Bayesian Distributionally Robust Merton Problem with Nonlinear Wasserstein Projections
Jose Blanchet, Jiayi Cheng, Hao Liu, Yang Liu
TL;DR
The paper tackles drift-uncertainty in Merton’s continuous-time portfolio problem by introducing Distributionally Robust Bayesian Control (DRBC), which uses a single prior-level Wasserstein (and KL) ambiguity around the drift while treating volatility as known. A Sion-type minimax swap reduces DRBC to optimizing a nonlinear prior functional, with closed-form evaluation via Karatzas–Zhao, and small-radius Wasserstein perturbations are characterized through an explicit pushforward. The authors introduce nonlinear Wasserstein projections to calibrate the ambiguity radius and provide data-driven procedures to construct priors from historical data. Synthetic and real-data experiments show DRBC reduces over-pessimism relative to time-rectangular DRO and outperforms myopic DRO–Markowitz under frequent rebalancing, highlighting its practical potential in frequent-trading regimes. Overall, the work provides a tractable, learning-preserving robustness framework for continuous-time portfolio decisions under drift uncertainty with demonstrated improvements in performance and risk management.
Abstract
We revisit Merton's continuous-time portfolio selection through a data-driven, distributionally robust lens. Our aim is to tap the benefits of frequent trading over short horizons while acknowledging that drift is hard to pin down, whereas volatility can be screened using realized or implied measures for appropriately selected assets.

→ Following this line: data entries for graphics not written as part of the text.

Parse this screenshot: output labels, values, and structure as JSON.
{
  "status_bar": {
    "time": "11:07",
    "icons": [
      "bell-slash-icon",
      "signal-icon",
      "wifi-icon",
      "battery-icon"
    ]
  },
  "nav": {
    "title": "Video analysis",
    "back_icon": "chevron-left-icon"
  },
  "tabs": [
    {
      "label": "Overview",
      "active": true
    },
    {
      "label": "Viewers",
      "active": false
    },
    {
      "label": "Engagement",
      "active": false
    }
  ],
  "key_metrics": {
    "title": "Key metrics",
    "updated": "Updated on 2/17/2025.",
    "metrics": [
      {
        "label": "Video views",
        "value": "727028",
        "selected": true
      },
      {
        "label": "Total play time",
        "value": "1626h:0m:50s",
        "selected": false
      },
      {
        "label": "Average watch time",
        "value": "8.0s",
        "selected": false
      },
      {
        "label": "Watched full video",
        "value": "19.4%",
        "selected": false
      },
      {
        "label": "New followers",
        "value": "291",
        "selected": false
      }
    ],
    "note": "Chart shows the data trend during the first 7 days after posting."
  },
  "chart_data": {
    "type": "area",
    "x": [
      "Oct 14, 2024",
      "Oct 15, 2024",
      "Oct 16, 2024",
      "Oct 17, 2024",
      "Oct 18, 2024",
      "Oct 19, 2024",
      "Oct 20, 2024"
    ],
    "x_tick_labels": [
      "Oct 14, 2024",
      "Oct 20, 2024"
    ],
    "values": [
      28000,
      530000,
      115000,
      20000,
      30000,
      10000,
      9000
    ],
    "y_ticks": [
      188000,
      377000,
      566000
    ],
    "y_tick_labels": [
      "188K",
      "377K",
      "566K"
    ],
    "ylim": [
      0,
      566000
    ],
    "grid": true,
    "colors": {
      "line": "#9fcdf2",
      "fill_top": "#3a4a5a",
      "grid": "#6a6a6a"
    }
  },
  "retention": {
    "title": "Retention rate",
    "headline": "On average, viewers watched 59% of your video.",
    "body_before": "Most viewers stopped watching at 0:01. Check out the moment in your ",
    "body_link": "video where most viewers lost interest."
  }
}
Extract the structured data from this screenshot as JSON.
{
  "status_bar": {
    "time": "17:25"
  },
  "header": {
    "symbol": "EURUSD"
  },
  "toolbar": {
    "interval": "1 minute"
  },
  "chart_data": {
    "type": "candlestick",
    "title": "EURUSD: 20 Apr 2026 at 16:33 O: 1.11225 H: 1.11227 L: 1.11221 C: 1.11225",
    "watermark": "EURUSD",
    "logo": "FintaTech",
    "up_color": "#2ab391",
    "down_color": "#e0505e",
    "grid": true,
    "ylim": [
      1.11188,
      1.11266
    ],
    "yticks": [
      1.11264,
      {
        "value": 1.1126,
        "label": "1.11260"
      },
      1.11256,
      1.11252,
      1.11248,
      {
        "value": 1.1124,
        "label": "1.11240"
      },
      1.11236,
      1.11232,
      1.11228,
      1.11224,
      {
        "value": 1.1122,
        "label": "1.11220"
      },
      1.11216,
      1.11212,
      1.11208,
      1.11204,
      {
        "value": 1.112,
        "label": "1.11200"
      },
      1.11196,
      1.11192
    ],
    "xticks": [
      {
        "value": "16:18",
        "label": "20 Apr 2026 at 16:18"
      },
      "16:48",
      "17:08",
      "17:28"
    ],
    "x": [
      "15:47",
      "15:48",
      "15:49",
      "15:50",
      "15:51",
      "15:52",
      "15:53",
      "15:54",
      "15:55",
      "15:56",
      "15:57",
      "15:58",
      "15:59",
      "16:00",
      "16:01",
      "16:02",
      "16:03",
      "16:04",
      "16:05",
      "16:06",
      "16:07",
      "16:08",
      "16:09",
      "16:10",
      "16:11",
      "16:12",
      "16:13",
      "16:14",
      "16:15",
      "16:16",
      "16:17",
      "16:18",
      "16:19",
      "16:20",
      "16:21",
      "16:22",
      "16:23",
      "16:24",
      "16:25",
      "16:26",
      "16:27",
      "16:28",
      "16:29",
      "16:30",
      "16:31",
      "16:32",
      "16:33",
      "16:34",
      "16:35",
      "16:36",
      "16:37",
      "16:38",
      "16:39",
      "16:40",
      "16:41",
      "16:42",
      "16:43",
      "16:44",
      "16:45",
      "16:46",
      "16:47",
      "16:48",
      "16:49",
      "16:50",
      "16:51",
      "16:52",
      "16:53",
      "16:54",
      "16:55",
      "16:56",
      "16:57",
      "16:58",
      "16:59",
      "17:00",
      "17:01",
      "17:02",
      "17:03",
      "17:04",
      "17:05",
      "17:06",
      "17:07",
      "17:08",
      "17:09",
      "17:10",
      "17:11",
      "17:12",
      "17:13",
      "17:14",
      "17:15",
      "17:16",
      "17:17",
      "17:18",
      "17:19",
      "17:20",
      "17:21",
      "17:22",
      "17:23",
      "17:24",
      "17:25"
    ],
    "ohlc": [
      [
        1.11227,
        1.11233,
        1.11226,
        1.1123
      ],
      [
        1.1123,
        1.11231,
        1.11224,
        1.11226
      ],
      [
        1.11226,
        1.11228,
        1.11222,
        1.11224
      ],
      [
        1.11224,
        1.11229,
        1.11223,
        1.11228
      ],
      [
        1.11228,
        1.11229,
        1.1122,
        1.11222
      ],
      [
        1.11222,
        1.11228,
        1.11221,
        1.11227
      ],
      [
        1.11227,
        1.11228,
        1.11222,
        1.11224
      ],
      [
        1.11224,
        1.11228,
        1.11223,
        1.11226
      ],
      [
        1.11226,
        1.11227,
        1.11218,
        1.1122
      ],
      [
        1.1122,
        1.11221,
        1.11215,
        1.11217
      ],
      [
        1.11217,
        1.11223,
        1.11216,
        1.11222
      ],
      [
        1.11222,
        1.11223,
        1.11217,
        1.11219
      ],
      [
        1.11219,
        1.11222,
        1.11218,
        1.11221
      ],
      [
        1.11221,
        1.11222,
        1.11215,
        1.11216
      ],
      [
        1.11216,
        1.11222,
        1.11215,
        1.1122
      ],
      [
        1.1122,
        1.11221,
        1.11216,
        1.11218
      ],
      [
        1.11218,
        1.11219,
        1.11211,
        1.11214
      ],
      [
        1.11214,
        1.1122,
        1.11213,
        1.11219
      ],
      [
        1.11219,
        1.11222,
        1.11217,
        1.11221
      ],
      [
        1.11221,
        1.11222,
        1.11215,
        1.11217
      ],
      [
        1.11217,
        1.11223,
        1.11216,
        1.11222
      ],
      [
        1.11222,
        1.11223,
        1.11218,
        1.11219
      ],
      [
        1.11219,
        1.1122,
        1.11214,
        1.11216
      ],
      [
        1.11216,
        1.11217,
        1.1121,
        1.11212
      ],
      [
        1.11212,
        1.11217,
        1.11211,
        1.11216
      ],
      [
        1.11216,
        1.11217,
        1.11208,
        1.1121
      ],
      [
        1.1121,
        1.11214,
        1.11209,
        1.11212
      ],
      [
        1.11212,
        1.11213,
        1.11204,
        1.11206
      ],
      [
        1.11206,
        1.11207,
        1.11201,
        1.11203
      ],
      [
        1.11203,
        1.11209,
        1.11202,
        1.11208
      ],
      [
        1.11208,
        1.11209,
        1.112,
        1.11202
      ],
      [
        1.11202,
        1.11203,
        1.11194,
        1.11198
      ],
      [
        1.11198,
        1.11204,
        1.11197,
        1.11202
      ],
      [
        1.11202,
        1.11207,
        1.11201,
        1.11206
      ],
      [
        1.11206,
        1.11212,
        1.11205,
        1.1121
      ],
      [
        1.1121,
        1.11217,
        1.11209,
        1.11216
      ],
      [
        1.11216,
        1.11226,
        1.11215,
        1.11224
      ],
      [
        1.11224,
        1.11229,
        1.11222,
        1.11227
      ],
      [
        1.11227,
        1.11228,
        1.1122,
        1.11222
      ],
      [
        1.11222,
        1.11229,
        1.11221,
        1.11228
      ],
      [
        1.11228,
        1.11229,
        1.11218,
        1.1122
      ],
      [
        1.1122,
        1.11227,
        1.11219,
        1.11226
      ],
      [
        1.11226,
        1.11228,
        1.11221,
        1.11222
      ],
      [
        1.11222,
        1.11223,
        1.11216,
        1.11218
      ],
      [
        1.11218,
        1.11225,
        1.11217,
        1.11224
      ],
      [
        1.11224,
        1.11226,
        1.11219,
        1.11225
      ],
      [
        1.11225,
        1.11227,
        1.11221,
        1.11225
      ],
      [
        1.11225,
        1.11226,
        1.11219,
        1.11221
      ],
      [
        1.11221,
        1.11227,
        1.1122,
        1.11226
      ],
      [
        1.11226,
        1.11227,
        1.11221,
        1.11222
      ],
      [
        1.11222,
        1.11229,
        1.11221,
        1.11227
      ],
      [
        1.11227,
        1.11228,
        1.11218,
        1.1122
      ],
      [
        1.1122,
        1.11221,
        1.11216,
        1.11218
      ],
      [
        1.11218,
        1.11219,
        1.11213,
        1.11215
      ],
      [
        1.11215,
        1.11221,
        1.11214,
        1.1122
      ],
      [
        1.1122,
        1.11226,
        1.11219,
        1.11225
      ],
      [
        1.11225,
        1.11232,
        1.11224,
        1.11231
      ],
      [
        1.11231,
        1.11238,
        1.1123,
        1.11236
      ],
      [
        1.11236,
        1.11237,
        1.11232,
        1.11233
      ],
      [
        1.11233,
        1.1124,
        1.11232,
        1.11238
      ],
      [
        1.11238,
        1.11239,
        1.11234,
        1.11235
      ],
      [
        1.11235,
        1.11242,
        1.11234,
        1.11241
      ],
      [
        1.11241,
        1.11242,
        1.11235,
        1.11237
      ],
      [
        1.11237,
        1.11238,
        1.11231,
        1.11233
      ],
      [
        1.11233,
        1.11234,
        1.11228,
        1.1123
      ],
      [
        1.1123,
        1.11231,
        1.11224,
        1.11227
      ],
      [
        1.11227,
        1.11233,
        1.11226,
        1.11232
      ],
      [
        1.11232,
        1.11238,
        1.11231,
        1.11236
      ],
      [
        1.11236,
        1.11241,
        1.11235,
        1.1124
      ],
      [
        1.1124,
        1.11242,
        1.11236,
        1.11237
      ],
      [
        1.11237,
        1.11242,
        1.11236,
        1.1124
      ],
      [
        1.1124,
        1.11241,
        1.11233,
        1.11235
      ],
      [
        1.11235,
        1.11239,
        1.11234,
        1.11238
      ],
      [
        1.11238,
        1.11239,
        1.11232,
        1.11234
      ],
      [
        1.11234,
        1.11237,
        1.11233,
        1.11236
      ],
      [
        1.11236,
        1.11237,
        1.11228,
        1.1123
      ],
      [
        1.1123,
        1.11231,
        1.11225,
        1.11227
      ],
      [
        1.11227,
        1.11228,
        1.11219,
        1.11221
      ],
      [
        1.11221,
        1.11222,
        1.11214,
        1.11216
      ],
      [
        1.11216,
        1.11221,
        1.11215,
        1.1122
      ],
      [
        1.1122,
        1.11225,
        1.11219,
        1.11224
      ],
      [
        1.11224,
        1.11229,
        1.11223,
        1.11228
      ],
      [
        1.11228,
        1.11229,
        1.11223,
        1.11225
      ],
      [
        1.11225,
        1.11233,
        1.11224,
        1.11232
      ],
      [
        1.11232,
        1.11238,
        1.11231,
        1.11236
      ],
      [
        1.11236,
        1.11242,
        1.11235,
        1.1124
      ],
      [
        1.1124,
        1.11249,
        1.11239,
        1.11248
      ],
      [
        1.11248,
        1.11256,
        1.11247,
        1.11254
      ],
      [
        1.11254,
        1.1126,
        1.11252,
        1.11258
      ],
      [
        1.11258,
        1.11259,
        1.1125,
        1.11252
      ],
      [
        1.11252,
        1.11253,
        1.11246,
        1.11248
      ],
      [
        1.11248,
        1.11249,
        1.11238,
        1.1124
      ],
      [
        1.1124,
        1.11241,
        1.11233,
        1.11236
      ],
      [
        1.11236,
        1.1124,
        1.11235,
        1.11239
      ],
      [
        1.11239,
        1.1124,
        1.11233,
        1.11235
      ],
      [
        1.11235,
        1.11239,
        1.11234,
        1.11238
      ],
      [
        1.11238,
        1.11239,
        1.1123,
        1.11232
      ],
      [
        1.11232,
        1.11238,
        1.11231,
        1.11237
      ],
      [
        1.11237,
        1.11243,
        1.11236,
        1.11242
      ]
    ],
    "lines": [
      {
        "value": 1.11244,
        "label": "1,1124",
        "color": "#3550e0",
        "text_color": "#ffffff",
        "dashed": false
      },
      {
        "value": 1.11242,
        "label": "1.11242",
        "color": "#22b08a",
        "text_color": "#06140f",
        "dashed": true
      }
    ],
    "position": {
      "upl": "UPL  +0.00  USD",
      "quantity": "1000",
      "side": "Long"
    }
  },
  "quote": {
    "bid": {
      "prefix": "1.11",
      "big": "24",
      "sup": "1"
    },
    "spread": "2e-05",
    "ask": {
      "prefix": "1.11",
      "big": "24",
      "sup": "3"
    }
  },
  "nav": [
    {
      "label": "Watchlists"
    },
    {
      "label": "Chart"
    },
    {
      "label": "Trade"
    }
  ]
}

Rather than time-rectangular distributional robust control -- which replenishes adversarial power at every instant and induces over-pessimism -- we place a single ambiguity set on the drift prior within a Bayesian Merton model. This prior-level ambiguity preserves learning and tractability: a minimax swap reduces the robust control to optimizing a nonlinear functional of the prior, enabling Karatzas and Zhao \cite{KZ98}-type's closed-form evaluation for each candidate prior. We then characterize small-radius worst-case priors under Wasserstein uncertainty via an explicit asymptotically optimal pushforward of the nominal prior, and we calibrate the ambiguity radius through a nonlinear Wasserstein projection tailored to the Merton functional. Synthetic and real-data studies demonstrate reduced pessimism relative to DRC and improved performance over myopic DRO-Markowitz under frequent rebalancing.